Andersama avatar Sep 14 '20 16:09 Andersama

I find that the compile time explodes only when in release mode. Suggests to me optimizing the function is what is creating an issue.

Andersama avatar Oct 29 '20 11:10 Andersama

Likely inlining is the core issue, changed functions from their originals to the equivalent:

// matching optional in patterns
template <typename R, typename Iterator, typename EndIterator, typename... Content, typename... Tail> 
constexpr inline R evaluate(const Iterator begin, Iterator current, const EndIterator end, R captures, ctll::list<optional<Content...>, Tail...>) noexcept {
	return evaluate(begin, current, end, captures, ctll::list<select<sequence<Content...,Tail...>,sequence<Tail...>>>());
}

// lazy optional
template <typename R, typename Iterator, typename EndIterator, typename O, typename... Content, typename... Tail> 
constexpr inline R evaluate(const Iterator begin, Iterator current, const EndIterator end, R captures, ctll::list<lazy_optional<Content...>, Tail...>) noexcept {
	return evaluate(begin, current, end, captures, ctll::list<select<sequence<Tail...>, sequence<Content..., Tail...>>>());
}

Removed the force inline, compiled near instantly.

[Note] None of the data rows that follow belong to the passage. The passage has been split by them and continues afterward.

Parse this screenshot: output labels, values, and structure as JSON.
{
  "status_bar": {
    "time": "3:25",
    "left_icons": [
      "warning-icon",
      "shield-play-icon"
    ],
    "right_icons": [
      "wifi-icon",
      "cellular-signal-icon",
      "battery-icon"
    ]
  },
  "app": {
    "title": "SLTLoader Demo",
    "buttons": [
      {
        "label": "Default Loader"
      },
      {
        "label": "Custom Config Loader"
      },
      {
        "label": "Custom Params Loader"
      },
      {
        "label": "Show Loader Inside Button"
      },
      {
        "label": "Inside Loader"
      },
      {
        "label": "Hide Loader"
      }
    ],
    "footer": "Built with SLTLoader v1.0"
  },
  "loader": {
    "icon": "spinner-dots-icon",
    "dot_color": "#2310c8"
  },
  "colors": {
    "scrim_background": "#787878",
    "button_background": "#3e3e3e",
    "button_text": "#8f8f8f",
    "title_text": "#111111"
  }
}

If I'm not crazy far off the likely problem is the function per step expands 2^n options but also a crazy amount of additional function signatures, and more than likely the inliner is doing some call graph heuristics between all of those. I guess here is a saving grace that inline is only a "hint".

Possible other approach, if in fact it's inliner hell, delay evaluating optionals by collecting them in a single type, then expand with fold expressions into a single function. EG...

template <typename R, typename Iterator, typename EndIterator, typename... Content, typename... TailContent, typename... Tail>
constexpr CTRE_FORCE_INLINE R evaluate(const Iterator begin, Iterator current, const EndIterator end, R captures, ctll::list<optional<Content...>, optional<TailContent...>, Tail...>) noexcept {
return evaluate(begin,current,end,captures,ctll::list<bad_times<sequence<Content...>,sequence<TailContent...>>, Tail...>());
}
//handle bad_times in a single go

That way presumably there's no issue with the inliner because there's only one function body.